Thalidomide adalah obat yang pertama kali digunakan pada 1950-an untuk mengobati mual di pagi hari, kecemasan, dan insomnia. Obat itu ditarik dari pasar setelah dikaitkan dengan cacat lahir, namun saat ini diresepkan untuk kelainan kulit yang parah dan sebagai pengobatan untuk kanker.

Wanita hamil yang mengonsumsi obat atau bahan kimia tertentu, seperti alkohol atau obat anti kejang juga lebih mungkin melahirkan anak dengan autisme.

Selain itu, faktor lain yang menjadi penyebab autisme juga kerap dikaitkan dengan usia orangtua. Perempuan yang berusia 40 tahun memiliki risiko 50 persen lebih besar untuk memiliki anak autis ketimbang perempuan di rentang usia 20–29 tahun.

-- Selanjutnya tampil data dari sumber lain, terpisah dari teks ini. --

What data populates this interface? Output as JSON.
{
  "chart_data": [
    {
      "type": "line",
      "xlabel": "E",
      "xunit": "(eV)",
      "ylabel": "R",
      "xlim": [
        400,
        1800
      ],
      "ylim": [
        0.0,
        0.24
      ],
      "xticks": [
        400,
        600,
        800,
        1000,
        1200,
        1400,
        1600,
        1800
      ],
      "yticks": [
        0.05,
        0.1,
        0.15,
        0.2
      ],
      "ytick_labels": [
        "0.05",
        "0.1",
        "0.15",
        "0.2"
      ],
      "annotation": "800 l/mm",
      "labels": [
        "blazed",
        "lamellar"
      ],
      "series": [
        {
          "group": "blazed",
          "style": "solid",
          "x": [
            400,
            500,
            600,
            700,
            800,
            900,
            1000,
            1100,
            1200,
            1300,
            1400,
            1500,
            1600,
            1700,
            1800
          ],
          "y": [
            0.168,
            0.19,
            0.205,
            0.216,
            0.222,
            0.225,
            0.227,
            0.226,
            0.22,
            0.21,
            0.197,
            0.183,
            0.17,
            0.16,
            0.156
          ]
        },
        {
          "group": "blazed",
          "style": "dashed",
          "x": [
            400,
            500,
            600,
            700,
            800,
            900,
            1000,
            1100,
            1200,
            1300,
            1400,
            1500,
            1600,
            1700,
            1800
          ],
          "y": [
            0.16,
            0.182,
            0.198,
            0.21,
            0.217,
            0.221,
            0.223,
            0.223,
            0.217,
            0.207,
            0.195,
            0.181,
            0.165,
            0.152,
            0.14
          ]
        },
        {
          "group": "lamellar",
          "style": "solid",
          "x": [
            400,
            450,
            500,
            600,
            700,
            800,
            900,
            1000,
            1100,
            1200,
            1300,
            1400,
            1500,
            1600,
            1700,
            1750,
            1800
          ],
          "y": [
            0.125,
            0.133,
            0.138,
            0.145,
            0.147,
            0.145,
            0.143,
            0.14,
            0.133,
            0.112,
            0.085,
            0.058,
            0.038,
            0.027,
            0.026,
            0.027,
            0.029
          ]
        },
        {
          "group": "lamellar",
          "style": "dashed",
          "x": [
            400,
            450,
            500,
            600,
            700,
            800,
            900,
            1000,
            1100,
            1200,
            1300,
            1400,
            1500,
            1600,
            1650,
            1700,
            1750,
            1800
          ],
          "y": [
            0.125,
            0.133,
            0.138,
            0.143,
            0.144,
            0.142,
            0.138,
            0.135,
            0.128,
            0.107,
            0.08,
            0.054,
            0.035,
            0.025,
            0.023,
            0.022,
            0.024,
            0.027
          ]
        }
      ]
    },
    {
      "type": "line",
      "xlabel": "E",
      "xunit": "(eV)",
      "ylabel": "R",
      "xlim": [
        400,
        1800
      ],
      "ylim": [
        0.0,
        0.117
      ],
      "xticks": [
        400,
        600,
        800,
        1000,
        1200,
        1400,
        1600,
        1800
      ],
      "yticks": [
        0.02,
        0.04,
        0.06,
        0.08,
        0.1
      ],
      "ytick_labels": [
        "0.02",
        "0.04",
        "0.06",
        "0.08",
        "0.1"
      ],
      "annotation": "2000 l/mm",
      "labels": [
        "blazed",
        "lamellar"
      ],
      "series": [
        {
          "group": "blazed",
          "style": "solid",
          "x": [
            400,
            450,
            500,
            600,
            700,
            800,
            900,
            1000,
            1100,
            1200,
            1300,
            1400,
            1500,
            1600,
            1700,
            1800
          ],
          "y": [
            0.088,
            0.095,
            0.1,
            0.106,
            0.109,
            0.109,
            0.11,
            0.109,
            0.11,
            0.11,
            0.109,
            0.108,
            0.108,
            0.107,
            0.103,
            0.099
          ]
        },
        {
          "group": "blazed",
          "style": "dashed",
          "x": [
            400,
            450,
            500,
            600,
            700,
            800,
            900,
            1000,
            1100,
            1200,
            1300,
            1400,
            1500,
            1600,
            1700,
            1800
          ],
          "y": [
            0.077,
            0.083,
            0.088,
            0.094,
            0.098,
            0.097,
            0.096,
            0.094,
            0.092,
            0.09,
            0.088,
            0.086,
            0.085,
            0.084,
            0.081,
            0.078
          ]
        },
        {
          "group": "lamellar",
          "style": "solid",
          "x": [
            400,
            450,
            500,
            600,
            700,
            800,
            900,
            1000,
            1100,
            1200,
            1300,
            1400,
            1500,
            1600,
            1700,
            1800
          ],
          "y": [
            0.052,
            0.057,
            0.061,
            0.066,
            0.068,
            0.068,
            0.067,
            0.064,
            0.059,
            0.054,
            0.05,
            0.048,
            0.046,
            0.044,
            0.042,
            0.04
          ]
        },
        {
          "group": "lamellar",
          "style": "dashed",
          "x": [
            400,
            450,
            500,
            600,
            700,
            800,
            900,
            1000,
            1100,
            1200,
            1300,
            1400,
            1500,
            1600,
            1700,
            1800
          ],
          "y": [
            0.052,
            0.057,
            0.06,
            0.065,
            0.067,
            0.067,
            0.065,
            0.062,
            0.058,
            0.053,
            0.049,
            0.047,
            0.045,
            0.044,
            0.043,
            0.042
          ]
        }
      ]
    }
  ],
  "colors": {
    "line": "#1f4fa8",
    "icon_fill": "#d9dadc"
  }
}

Para peneliti tidak yakin mengapa usia orangtua dapat memengaruhi risiko autisme, namun itu mungkin terkait dengan mutasi genetik yang terjadi pada sperma atau sel telur ketika orangtua bertambah tua.

Daerah-daerah tertentu di otak, termasuk korteks serebral dan otak kecil telah terlibat dalam autisme, di mana otak ini dianggap bertanggung jawab atas pengaturan konsentrasi, gerakan, dan suasana hati.

Penyimpangan dalam tingkat neurotransmitter, seperti dopamin dan serotonin, juga dikaitkan dengan autisme. Masalah dalam mengatur dopamin dapat menyebabkan masalah dengan konsentrasi dan ketidakmampuan bergerak, sedangkan kesulitan mengendalikan kadar serotonin dapat menyebabkan masalah suasana hati.